To live vigorously and luxuriantly, to flourish
Lysine is an essential amino acid that plays a major role in calcium absorption, utilization of fatty acids and fat soluble vitamins, building muscle protein, recovering from surgery or sports injuries; and the body’s production of hormones, enzymes, and antibodies. It is important for proper growth and healthy immunity.
Insufficient levels of lysine in your body can lead to hair loss, anemia, blood-shot eyes and dizziness. Nausea, an inability to concentrate, poor appetite and slowed growth also can occur when your body is deficient in lysine. Lysine deficiencies can lead to the formation of gallstones, unwanted weight loss as well as weight gain and reproductive disorders. If you are easily fatigued or notice muscle waste you may have a lysine deficiency.
Lysine is the first limiting amino acid needed to digest food proteins. In other words, when Lysine is deficient, proteins can only be synthesized to the level of availability of this amino acid. The body must have L-lysine to construct new proteins. Without it, no matter how much protein is in the food, it will not be properly assimilated to use further in the body as building blocks
Most athletes know the importance of adequate protein to build strong muscles. Lysine builds the proteins necessary for muscles and connective tissue. Strength and elasticity of ligaments and tendons depend on lysine. Collagen contains hydroxylysine, which is derived from lysine. Lysine also promotes the absorption of calcium and its incorporation into bone tissue. It accelerates the recovery of bone tissue after injuries and operations and helps prevent osteoporosis.
The lack of lysine in men may cause impotence or low testosterone. In athletes, especially in long distance runners, lysine deficiency can lead to chronic inflammation of the tendons and muscle depletion. The lack of lysine in the diet may also lead to a breach of hematopoiesis (the formation of blood cells) and therefore decrease the amount of hemoglobin.
Lysine plays an essential role in the production of carnitine, a nutrient responsible for converting fatty acids into energy. A deficiency can cause impaired lipid (fat) metabolism resulting in diminished utilization of fatty acids. Two-thirds of the human brain is made up of fats. Decreased fat intake, as in low fat diets or decreased fat metabolism can result in reduced production of the “feel good” neuro –hormones like serotonin and dopamine. Lysine deficiency can manifest as anxiety or sleep disturbances.
Eating more fat without addressing essential metabolites can increase symptoms. Impaired fat metabolism can also contribute to chronic fatigue, sugar cravings, gall stones and gall bladder health, insulin sensitivity, atherosclerosis, heart attacks and strokes.
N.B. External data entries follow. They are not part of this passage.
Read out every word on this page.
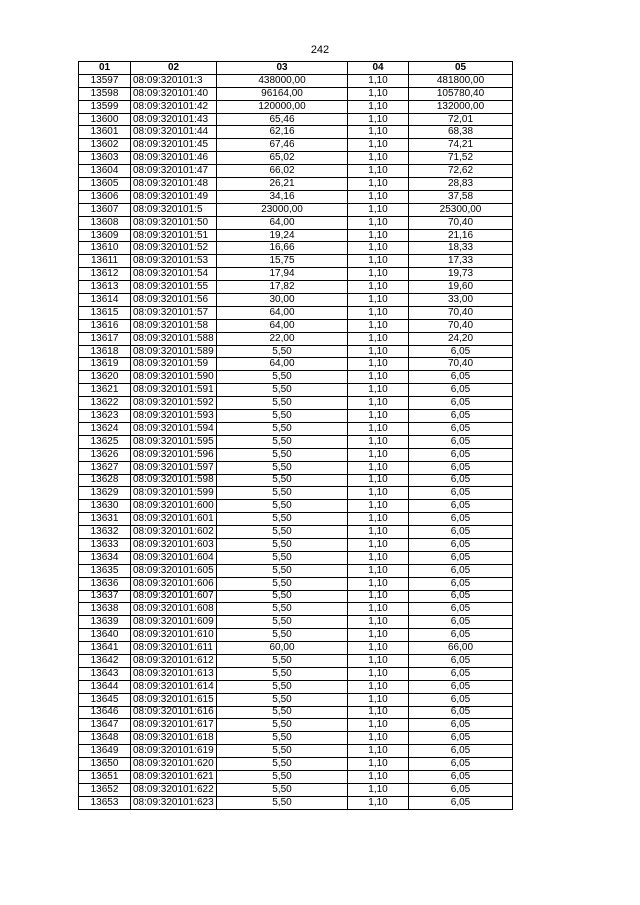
242
01	02	03	04	05
13597	08:09:320101:3	438000,00	1,10	481800,00
13598	08:09:320101:40	96164,00	1,10	105780,40
13599	08:09:320101:42	120000,00	1,10	132000,00
13600	08:09:320101:43	65,46	1,10	72,01
13601	08:09:320101:44	62,16	1,10	68,38
13602	08:09:320101:45	67,46	1,10	74,21
13603	08:09:320101:46	65,02	1,10	71,52
13604	08:09:320101:47	66,02	1,10	72,62
13605	08:09:320101:48	26,21	1,10	28,83
13606	08:09:320101:49	34,16	1,10	37,58
13607	08:09:320101:5	23000,00	1,10	25300,00
13608	08:09:320101:50	64,00	1,10	70,40
13609	08:09:320101:51	19,24	1,10	21,16
13610	08:09:320101:52	16,66	1,10	18,33
13611	08:09:320101:53	15,75	1,10	17,33
13612	08:09:320101:54	17,94	1,10	19,73
13613	08:09:320101:55	17,82	1,10	19,60
13614	08:09:320101:56	30,00	1,10	33,00
13615	08:09:320101:57	64,00	1,10	70,40
13616	08:09:320101:58	64,00	1,10	70,40
13617	08:09:320101:588	22,00	1,10	24,20
13618	08:09:320101:589	5,50	1,10	6,05
13619	08:09:320101:59	64,00	1,10	70,40
13620	08:09:320101:590	5,50	1,10	6,05
13621	08:09:320101:591	5,50	1,10	6,05
13622	08:09:320101:592	5,50	1,10	6,05
13623	08:09:320101:593	5,50	1,10	6,05
13624	08:09:320101:594	5,50	1,10	6,05
13625	08:09:320101:595	5,50	1,10	6,05
13626	08:09:320101:596	5,50	1,10	6,05
13627	08:09:320101:597	5,50	1,10	6,05
13628	08:09:320101:598	5,50	1,10	6,05
13629	08:09:320101:599	5,50	1,10	6,05
13630	08:09:320101:600	5,50	1,10	6,05
13631	08:09:320101:601	5,50	1,10	6,05
13632	08:09:320101:602	5,50	1,10	6,05
13633	08:09:320101:603	5,50	1,10	6,05
13634	08:09:320101:604	5,50	1,10	6,05
13635	08:09:320101:605	5,50	1,10	6,05
13636	08:09:320101:606	5,50	1,10	6,05
13637	08:09:320101:607	5,50	1,10	6,05
13638	08:09:320101:608	5,50	1,10	6,05
13639	08:09:320101:609	5,50	1,10	6,05
13640	08:09:320101:610	5,50	1,10	6,05
13641	08:09:320101:611	60,00	1,10	66,00
13642	08:09:320101:612	5,50	1,10	6,05
13643	08:09:320101:613	5,50	1,10	6,05
13644	08:09:320101:614	5,50	1,10	6,05
13645	08:09:320101:615	5,50	1,10	6,05
13646	08:09:320101:616	5,50	1,10	6,05
13647	08:09:320101:617	5,50	1,10	6,05
13648	08:09:320101:618	5,50	1,10	6,05
13649	08:09:320101:619	5,50	1,10	6,05
13650	08:09:320101:620	5,50	1,10	6,05
13651	08:09:320101:621	5,50	1,10	6,05
13652	08:09:320101:622	5,50	1,10	6,05
13653	08:09:320101:623	5,50	1,10	6,05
Lysine is found in abundance in red meat, chicken, turkey, dairy products such as yogurt and cottage cheese. This DOES NOT mean that consuming modern day meat and dairy will insure a healthy dose of lysine. Pasteurization alters amino acids lysine and tyrosine, making them less bioavailable.
Lysine is not synthesized in animals and must be ingested as lysine or lysine-containing proteins found in plants and bacteria. Grass fed cattle get their lysine by metabolizing the grass in their digestive tract with good bacteria and then absorbing it into their muscle tissue. Unfortunately, most beef cattle are grain fed and injected with strong antibiotics.
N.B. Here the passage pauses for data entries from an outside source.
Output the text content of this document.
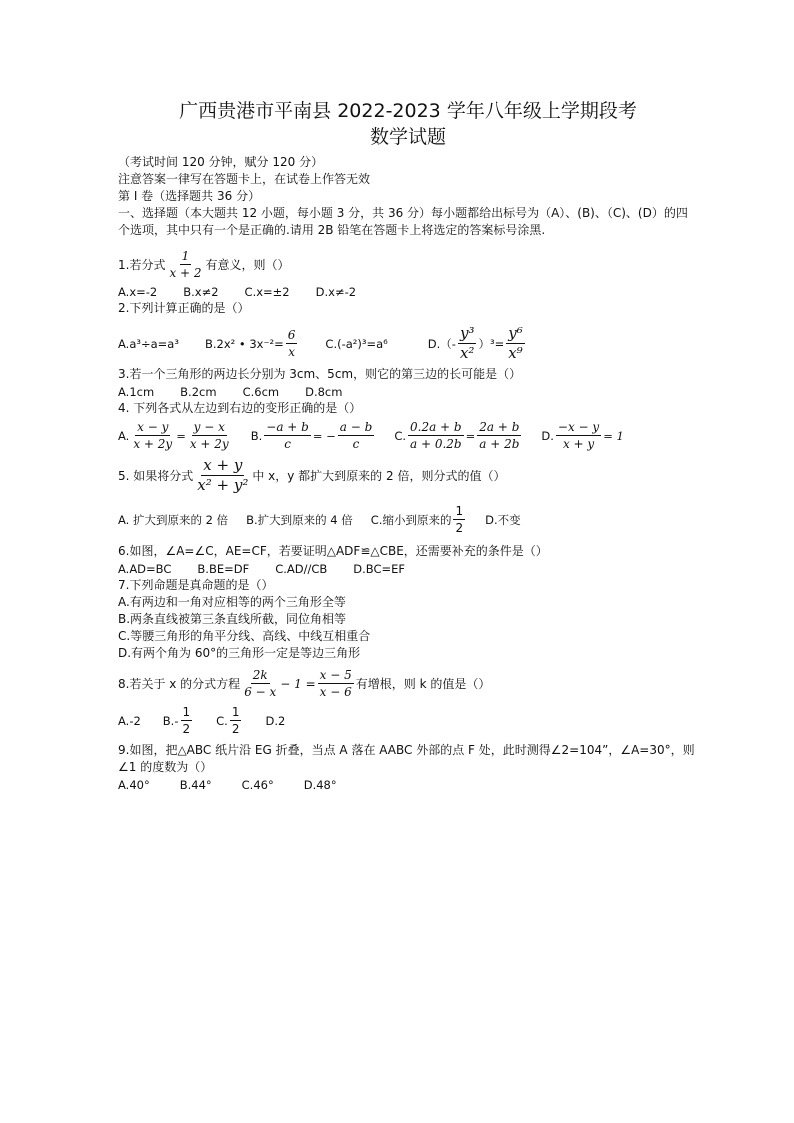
广西贵港市平南县 2022-2023 学年八年级上学期段考
数学试题
（考试时间 120 分钟，赋分 120 分）
注意答案一律写在答题卡上，在试卷上作答无效
第 I 卷（选择题共 36 分）
一、选择题（本大题共 12 小题，每小题 3 分，共 36 分）每小题都给出标号为（A）、(B)、（C)、(D）的四个选项，其中只有一个是正确的.请用 2B 铅笔在答题卡上将选定的答案标号涂黑.
1.若分式 $\frac{1}{x + 2}$ 有意义，则（）
A.x=-2 B.x≠2 C.x=±2 D.x≠-2
2.下列计算正确的是（）
A.a³÷a=a³ B.2x² • $3x^{-2}= \frac{6}{x} C.(-a^2)^3=a^6$	$D.(- \frac{\text{y³}}{\text{x²}} )^3= \frac{\text{y⁶}}{\text{x⁹}}$
3.若一个三角形的两边长分别为 3cm、5cm，则它的第三边的长可能是（）
A.1cm B.2cm C.6cm D.8cm
4. 下列各式从左边到右边的变形正确的是（）
A. $\frac{x - y}{x + 2y} = \frac{y - x}{x + 2y} B$. $\frac{-a + b}{c}$ = − $\frac{a - b}{c} C$. $\frac{0.2a + b}{a + 0.2b} = \frac{2a + b}{a + 2b} D$. $\frac{-x - y}{x + y} = 1$
5. 如果将分式 $\frac{x + y}{\text{x² + y²}}$ 中 x，y 都扩大到原来的 2 倍，则分式的值（）
A. 扩大到原来的 2 倍 B.扩大到原来的 4 倍 C.缩小到原来的 $\frac{1}{2} D$.不变
6.如图，∠A=∠C，AE=CF，若要证明△ADF≌△CBE，还需要补充的条件是（）
A.AD=BC B.BE=DF C.AD//CB D.BC=EF
7.下列命题是真命题的是（）
A.有两边和一角对应相等的两个三角形全等
B.两条直线被第三条直线所截，同位角相等
C.等腰三角形的角平分线、高线、中线互相重合
D.有两个角为 60°的三角形一定是等边三角形
8.若关于 x 的分式方程 $\frac{2k}{6 - x} - 1 = \frac{x - 5}{x - 6}$ 有增根，则 k 的值是（）
A.-2 $B.- \frac{1}{2} C$. $\frac{1}{2} D.2$
9.如图，把△ABC 纸片沿 EG 折叠，当点 A 落在 AABC 外部的点 F 处，此时测得∠2=104”，∠A=30°，则∠1 的度数为（）
A.40°	B.44°	C.46°	D.48°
Lysine is found in small amounts in grains, but grinding grain destroys lysine. Therefore, white flour and other refined foods contain little to no lysine. Lysine is also destroyed by cooking protein foods with sugar.
More reliable sources of lysine include parsley, chives leeks, lentils and garbanzo beans (especially high content in raw sprouts), pumpkin seeds (and sprouts), sunflower seeds (and sprouts), buckwheat (and sprouts), raw split peas (and sprouts), spirulina, spinach, raw amaranth and quinoa.
Sprouts or sprouting your food is one of the best ways to get LYSINE. Sprouts are one of the most bioavailable sources of amino acids (protein). They are also one of the best sources of enzymes, vitamins and minerals. Vegetables, fruits, legumes and grains subjected to fermentation also see increases in both their macro- and micronutrient profiles. The bioavailability of amino acids particularly lysine and methionine, increases with lactic acid fermentation.
Increase your lysine with these recipes:
Lysine is well known for its antiviral properties. It helps prevent outbreaks of herpes and cold sores. Studies have shown that taking supplemental L-lysine in combination with vitamin C and flavonoids can effectively fight and/or prevent herpes outbreaks. Lysine has shown to be effective in treating both the shingles and HPV virus.
Additional health problems that may be related to lysine deficiency are kidney stone formation, low thyroid hormone production, high triglycerides, asthma, chronic viral infections, and abnormal growth and development.